Упомянутый адъютант, которому поручено было произвести обыск; также водил знакомство с Шевченко; получив приказание, он направился сначала к Лазаревскому и просил его предупредить Шевченко, что не далее как через полтора часа у него будет обыск. Насилу Лазаревский разыскал своего друга, и они поспешили на квартиру, где, при содействии еще одного приятеля, начали наскоро уничтожать разные бумаги, письма и рисунки. Наконец Шевченко, зная хорошо, что у него не найдется ничего предосудительного в политическом отношении, запротестовал: “Довольно, – сказал он, закрывая пачку писем, – оставьте же хоть что-нибудь, а то они подумают, что добрые люди меня и знать не хотят”. Таким образом, в руки жандармов попало два альбома со стихами и около 20 писем от разных лиц. Все это отправлено было в Петербург, а оттуда пришло распоряжение: впредь до окончания следствия отправить Шевченко по этапу в Орскую крепость и там заключить в каземат. Через несколько месяцев, когда выяснилось, что Шевченко не совершил, собственно, никакого преступления, он был освобожден из-под ареста и отправлен в Новопетровское укрепление с предписанием отдать его под строгий надзор ротного командира.
Семилетнее пребывание поэта в Новопетровском укреплении исполнено трагизма, но не шумного, бьющего в глаза трагизма, а того, который вытекает из ежедневной и ежечасной необходимости быть настороже ввиду возможного посягательства на самые примитивные права и который вконец подтачивает силы человека. Пребывание поэта в Новопетровском укреплении – период самый бесплодный в его поэтическом творчестве и самый гибельный для его нравственного существа. Он написал здесь вообще очень мало, а первые годы даже ничего и не рисовал.

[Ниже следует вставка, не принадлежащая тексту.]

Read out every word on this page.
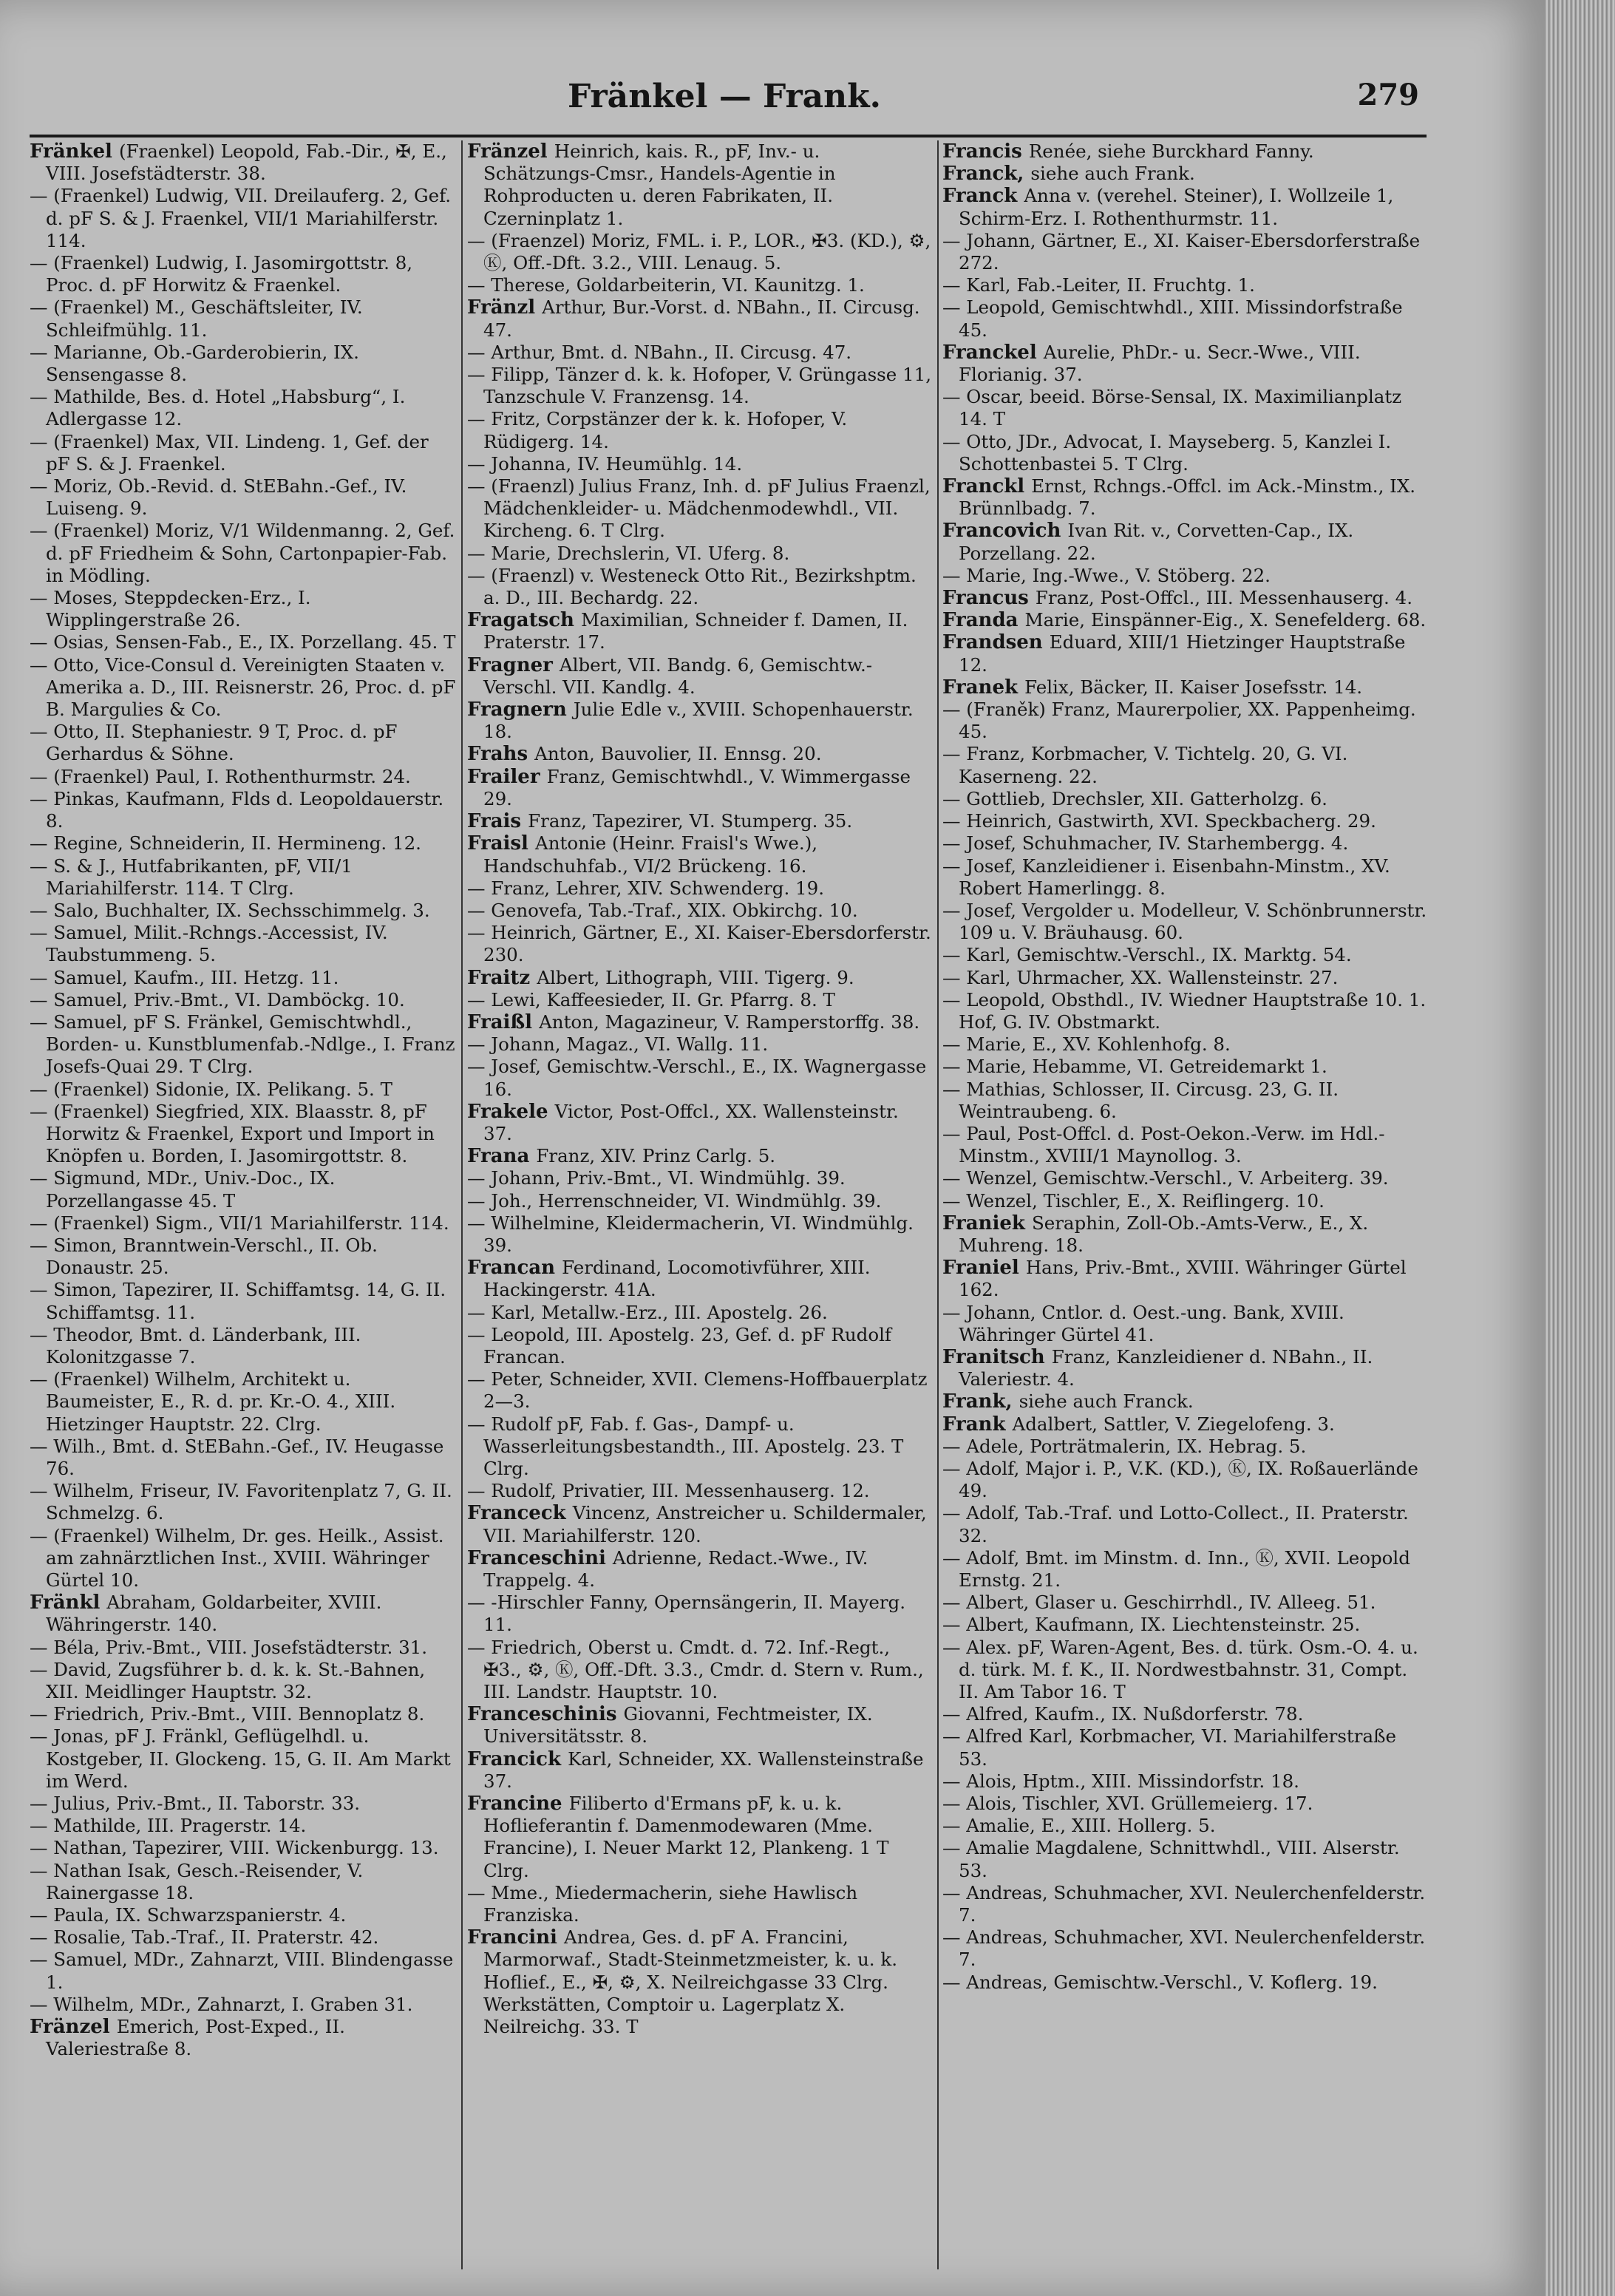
Fränkel — Frank.	279

Fränkel (Fraenkel) Leopold, Fab.-Dir., ✠, E., VIII. Josefstädterstr. 38.

— (Fraenkel) Ludwig, VII. Dreilauferg. 2, Gef. d. pF S. & J. Fraenkel, VII/1 Mariahilferstr. 114.

— (Fraenkel) Ludwig, I. Jasomirgottstr. 8, Proc. d. pF Horwitz & Fraenkel.

— (Fraenkel) M., Geschäftsleiter, IV. Schleifmühlg. 11.

— Marianne, Ob.-Garderobierin, IX. Sensengasse 8.

— Mathilde, Bes. d. Hotel „Habsburg“, I. Adlergasse 12.

— (Fraenkel) Max, VII. Lindeng. 1, Gef. der pF S. & J. Fraenkel.

— Moriz, Ob.-Revid. d. StEBahn.-Gef., IV. Luiseng. 9.

— (Fraenkel) Moriz, V/1 Wildenmanng. 2, Gef. d. pF Friedheim & Sohn, Cartonpapier-Fab. in Mödling.

— Moses, Steppdecken-Erz., I. Wipplingerstraße 26.

— Osias, Sensen-Fab., E., IX. Porzellang. 45. T

— Otto, Vice-Consul d. Vereinigten Staaten v. Amerika a. D., III. Reisnerstr. 26, Proc. d. pF B. Margulies & Co.

— Otto, II. Stephaniestr. 9 T, Proc. d. pF Gerhardus & Söhne.

— (Fraenkel) Paul, I. Rothenthurmstr. 24.

— Pinkas, Kaufmann, Flds d. Leopoldauerstr. 8.

— Regine, Schneiderin, II. Hermineng. 12.

— S. & J., Hutfabrikanten, pF, VII/1 Mariahilferstr. 114. T Clrg.

— Salo, Buchhalter, IX. Sechsschimmelg. 3.

— Samuel, Milit.-Rchngs.-Accessist, IV. Taubstummeng. 5.

— Samuel, Kaufm., III. Hetzg. 11.

— Samuel, Priv.-Bmt., VI. Damböckg. 10.

— Samuel, pF S. Fränkel, Gemischtwhdl., Borden- u. Kunstblumenfab.-Ndlge., I. Franz Josefs-Quai 29. T Clrg.

— (Fraenkel) Sidonie, IX. Pelikang. 5. T

— (Fraenkel) Siegfried, XIX. Blaasstr. 8, pF Horwitz & Fraenkel, Export und Import in Knöpfen u. Borden, I. Jasomirgottstr. 8.

— Sigmund, MDr., Univ.-Doc., IX. Porzellangasse 45. T

— (Fraenkel) Sigm., VII/1 Mariahilferstr. 114.

— Simon, Branntwein-Verschl., II. Ob. Donaustr. 25.

— Simon, Tapezirer, II. Schiffamtsg. 14, G. II. Schiffamtsg. 11.

— Theodor, Bmt. d. Länderbank, III. Kolonitzgasse 7.

— (Fraenkel) Wilhelm, Architekt u. Baumeister, E., R. d. pr. Kr.-O. 4., XIII. Hietzinger Hauptstr. 22. Clrg.

— Wilh., Bmt. d. StEBahn.-Gef., IV. Heugasse 76.

— Wilhelm, Friseur, IV. Favoritenplatz 7, G. II. Schmelzg. 6.

— (Fraenkel) Wilhelm, Dr. ges. Heilk., Assist. am zahnärztlichen Inst., XVIII. Währinger Gürtel 10.

Fränkl Abraham, Goldarbeiter, XVIII. Währingerstr. 140.

— Béla, Priv.-Bmt., VIII. Josefstädterstr. 31.

— David, Zugsführer b. d. k. k. St.-Bahnen, XII. Meidlinger Hauptstr. 32.

— Friedrich, Priv.-Bmt., VIII. Bennoplatz 8.

— Jonas, pF J. Fränkl, Geflügelhdl. u. Kostgeber, II. Glockeng. 15, G. II. Am Markt im Werd.

— Julius, Priv.-Bmt., II. Taborstr. 33.

— Mathilde, III. Pragerstr. 14.

— Nathan, Tapezirer, VIII. Wickenburgg. 13.

— Nathan Isak, Gesch.-Reisender, V. Rainergasse 18.

— Paula, IX. Schwarzspanierstr. 4.

— Rosalie, Tab.-Traf., II. Praterstr. 42.

— Samuel, MDr., Zahnarzt, VIII. Blindengasse 1.

— Wilhelm, MDr., Zahnarzt, I. Graben 31.

Fränzel Emerich, Post-Exped., II. Valeriestraße 8.

Fränzel Heinrich, kais. R., pF, Inv.- u. Schätzungs-Cmsr., Handels-Agentie in Rohproducten u. deren Fabrikaten, II. Czerninplatz 1.

— (Fraenzel) Moriz, FML. i. P., LOR., ✠3. (KD.), ⚙, Ⓚ, Off.-Dft. 3.2., VIII. Lenaug. 5.

— Therese, Goldarbeiterin, VI. Kaunitzg. 1.

Fränzl Arthur, Bur.-Vorst. d. NBahn., II. Circusg. 47.

— Arthur, Bmt. d. NBahn., II. Circusg. 47.

— Filipp, Tänzer d. k. k. Hofoper, V. Grüngasse 11, Tanzschule V. Franzensg. 14.

— Fritz, Corpstänzer der k. k. Hofoper, V. Rüdigerg. 14.

— Johanna, IV. Heumühlg. 14.

— (Fraenzl) Julius Franz, Inh. d. pF Julius Fraenzl, Mädchenkleider- u. Mädchenmodewhdl., VII. Kircheng. 6. T Clrg.

— Marie, Drechslerin, VI. Uferg. 8.

— (Fraenzl) v. Westeneck Otto Rit., Bezirkshptm. a. D., III. Bechardg. 22.

Fragatsch Maximilian, Schneider f. Damen, II. Praterstr. 17.

Fragner Albert, VII. Bandg. 6, Gemischtw.-Verschl. VII. Kandlg. 4.

Fragnern Julie Edle v., XVIII. Schopenhauerstr. 18.

Frahs Anton, Bauvolier, II. Ennsg. 20.

Frailer Franz, Gemischtwhdl., V. Wimmergasse 29.

Frais Franz, Tapezirer, VI. Stumperg. 35.

Fraisl Antonie (Heinr. Fraisl's Wwe.), Handschuhfab., VI/2 Brückeng. 16.

— Franz, Lehrer, XIV. Schwenderg. 19.

— Genovefa, Tab.-Traf., XIX. Obkirchg. 10.

— Heinrich, Gärtner, E., XI. Kaiser-Ebersdorferstr. 230.

Fraitz Albert, Lithograph, VIII. Tigerg. 9.

— Lewi, Kaffeesieder, II. Gr. Pfarrg. 8. T

Fraißl Anton, Magazineur, V. Ramperstorffg. 38.

— Johann, Magaz., VI. Wallg. 11.

— Josef, Gemischtw.-Verschl., E., IX. Wagnergasse 16.

Frakele Victor, Post-Offcl., XX. Wallensteinstr. 37.

Frana Franz, XIV. Prinz Carlg. 5.

— Johann, Priv.-Bmt., VI. Windmühlg. 39.

— Joh., Herrenschneider, VI. Windmühlg. 39.

— Wilhelmine, Kleidermacherin, VI. Windmühlg. 39.

Francan Ferdinand, Locomotivführer, XIII. Hackingerstr. 41A.

— Karl, Metallw.-Erz., III. Apostelg. 26.

— Leopold, III. Apostelg. 23, Gef. d. pF Rudolf Francan.

— Peter, Schneider, XVII. Clemens-Hoffbauerplatz 2—3.

— Rudolf pF, Fab. f. Gas-, Dampf- u. Wasserleitungsbestandth., III. Apostelg. 23. T Clrg.

— Rudolf, Privatier, III. Messenhauserg. 12.

Franceck Vincenz, Anstreicher u. Schildermaler, VII. Mariahilferstr. 120.

Franceschini Adrienne, Redact.-Wwe., IV. Trappelg. 4.

— -Hirschler Fanny, Opernsängerin, II. Mayerg. 11.

— Friedrich, Oberst u. Cmdt. d. 72. Inf.-Regt., ✠3., ⚙, Ⓚ, Off.-Dft. 3.3., Cmdr. d. Stern v. Rum., III. Landstr. Hauptstr. 10.

Franceschinis Giovanni, Fechtmeister, IX. Universitätsstr. 8.

Francick Karl, Schneider, XX. Wallensteinstraße 37.

Francine Filiberto d'Ermans pF, k. u. k. Hoflieferantin f. Damenmodewaren (Mme. Francine), I. Neuer Markt 12, Plankeng. 1 T Clrg.

— Mme., Miedermacherin, siehe Hawlisch Franziska.

Francini Andrea, Ges. d. pF A. Francini, Marmorwaf., Stadt-Steinmetzmeister, k. u. k. Hoflief., E., ✠, ⚙, X. Neilreichgasse 33 Clrg. Werkstätten, Comptoir u. Lagerplatz X. Neilreichg. 33. T

Francis Renée, siehe Burckhard Fanny.

Franck, siehe auch Frank.

Franck Anna v. (verehel. Steiner), I. Wollzeile 1, Schirm-Erz. I. Rothenthurmstr. 11.

— Johann, Gärtner, E., XI. Kaiser-Ebersdorferstraße 272.

— Karl, Fab.-Leiter, II. Fruchtg. 1.

— Leopold, Gemischtwhdl., XIII. Missindorfstraße 45.

Franckel Aurelie, PhDr.- u. Secr.-Wwe., VIII. Florianig. 37.

— Oscar, beeid. Börse-Sensal, IX. Maximilianplatz 14. T

— Otto, JDr., Advocat, I. Mayseberg. 5, Kanzlei I. Schottenbastei 5. T Clrg.

Franckl Ernst, Rchngs.-Offcl. im Ack.-Minstm., IX. Brünnlbadg. 7.

Francovich Ivan Rit. v., Corvetten-Cap., IX. Porzellang. 22.

— Marie, Ing.-Wwe., V. Stöberg. 22.

Francus Franz, Post-Offcl., III. Messenhauserg. 4.

Franda Marie, Einspänner-Eig., X. Senefelderg. 68.

Frandsen Eduard, XIII/1 Hietzinger Hauptstraße 12.

Franek Felix, Bäcker, II. Kaiser Josefsstr. 14.

— (Franěk) Franz, Maurerpolier, XX. Pappenheimg. 45.

— Franz, Korbmacher, V. Tichtelg. 20, G. VI. Kaserneng. 22.

— Gottlieb, Drechsler, XII. Gatterholzg. 6.

— Heinrich, Gastwirth, XVI. Speckbacherg. 29.

— Josef, Schuhmacher, IV. Starhembergg. 4.

— Josef, Kanzleidiener i. Eisenbahn-Minstm., XV. Robert Hamerlingg. 8.

— Josef, Vergolder u. Modelleur, V. Schönbrunnerstr. 109 u. V. Bräuhausg. 60.

— Karl, Gemischtw.-Verschl., IX. Marktg. 54.

— Karl, Uhrmacher, XX. Wallensteinstr. 27.

— Leopold, Obsthdl., IV. Wiedner Hauptstraße 10. 1. Hof, G. IV. Obstmarkt.

— Marie, E., XV. Kohlenhofg. 8.

— Marie, Hebamme, VI. Getreidemarkt 1.

— Mathias, Schlosser, II. Circusg. 23, G. II. Weintraubeng. 6.

— Paul, Post-Offcl. d. Post-Oekon.-Verw. im Hdl.-Minstm., XVIII/1 Maynollog. 3.

— Wenzel, Gemischtw.-Verschl., V. Arbeiterg. 39.

— Wenzel, Tischler, E., X. Reiflingerg. 10.

Franiek Seraphin, Zoll-Ob.-Amts-Verw., E., X. Muhreng. 18.

Franiel Hans, Priv.-Bmt., XVIII. Währinger Gürtel 162.

— Johann, Cntlor. d. Oest.-ung. Bank, XVIII. Währinger Gürtel 41.

Franitsch Franz, Kanzleidiener d. NBahn., II. Valeriestr. 4.

Frank, siehe auch Franck.

Frank Adalbert, Sattler, V. Ziegelofeng. 3.

— Adele, Porträtmalerin, IX. Hebrag. 5.

— Adolf, Major i. P., V.K. (KD.), Ⓚ, IX. Roßauerlände 49.

— Adolf, Tab.-Traf. und Lotto-Collect., II. Praterstr. 32.

— Adolf, Bmt. im Minstm. d. Inn., Ⓚ, XVII. Leopold Ernstg. 21.

— Albert, Glaser u. Geschirrhdl., IV. Alleeg. 51.

— Albert, Kaufmann, IX. Liechtensteinstr. 25.

— Alex. pF, Waren-Agent, Bes. d. türk. Osm.-O. 4. u. d. türk. M. f. K., II. Nordwestbahnstr. 31, Compt. II. Am Tabor 16. T

— Alfred, Kaufm., IX. Nußdorferstr. 78.

— Alfred Karl, Korbmacher, VI. Mariahilferstraße 53.

— Alois, Hptm., XIII. Missindorfstr. 18.

— Alois, Tischler, XVI. Grüllemeierg. 17.

— Amalie, E., XIII. Hollerg. 5.

— Amalie Magdalene, Schnittwhdl., VIII. Alserstr. 53.

— Andreas, Schuhmacher, XVI. Neulerchenfelderstr. 7.

— Andreas, Schuhmacher, XVI. Neulerchenfelderstr. 7.

— Andreas, Gemischtw.-Verschl., V. Koflerg. 19.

“Живу я, – пишет он в письме к одному приятелю, – можно сказать, жизнью публичною, сиречь в казармах. Муштруюсь ежедневно, хожу в караул и т. д. Одно слово – солдат, да еще солдат какой – просто пугало воронье! Усища огромные, лысина – что твой арбуз… Живу, можно сказать, одним воспоминанием”. В этих словах вы слышите еще шутливую нотку. Он мог еще шутить. Но вот в другом письме читаем: “Я – нищий, в полном смысле этого слова, и не только матерьяльно, но и душою и сердцем обнищал… А если бы ты посмотрел, среди какого народа я нахожусь теперь. А я у них в кулаке сижу…” Тут уже не слышно шутки. Человек стал лицом к лицу с безысходностью. “Родился я и вырос в неволе, – говорит он, – да и умру, кажется, солдатом. Какой-нибудь да был бы конец, а то, право, надоело”. Не думайте, что это одни только случайно вырвавшиеся слова. Мысль о “конце” как желательной развязке, очевидно, крепко сидела в голове поэта. Действительно, к чему жизнь, если у него отняли все, чем он жил, если и в будущем не предвидится ничего лучшего. “Образцовый фрунтовик” – ведь это жесточайшее издевательство над всеми его заветными убеждениями. Как всякий отважный человек, он не страшится тягостей, выпавших на его долю, не ищет случая постыдно уклониться от них и не станет искусственно приближать “конец”; но он готов принять его как избавление от пустой и мучительной жизни. “А что, брат Тарас, – шутя сказал ему как-то один молодой офицер после учения, – ведь лучше было бы, если бы тебя опять послали на морскую службу или назначили в казаки?! Ведь служба на чайке или на коне больше вам, запорожцам-то, с руки, чем в пехоте!” “А еще лучше было бы мне или совсем не родиться, или умереть поскорее”,– отвечал на то, понурив голову, Тарас, и две крупные слезинки, вот как теперь вижу, – прибавляет рассказчик-очевидец, – так и скатились у него из глаз”.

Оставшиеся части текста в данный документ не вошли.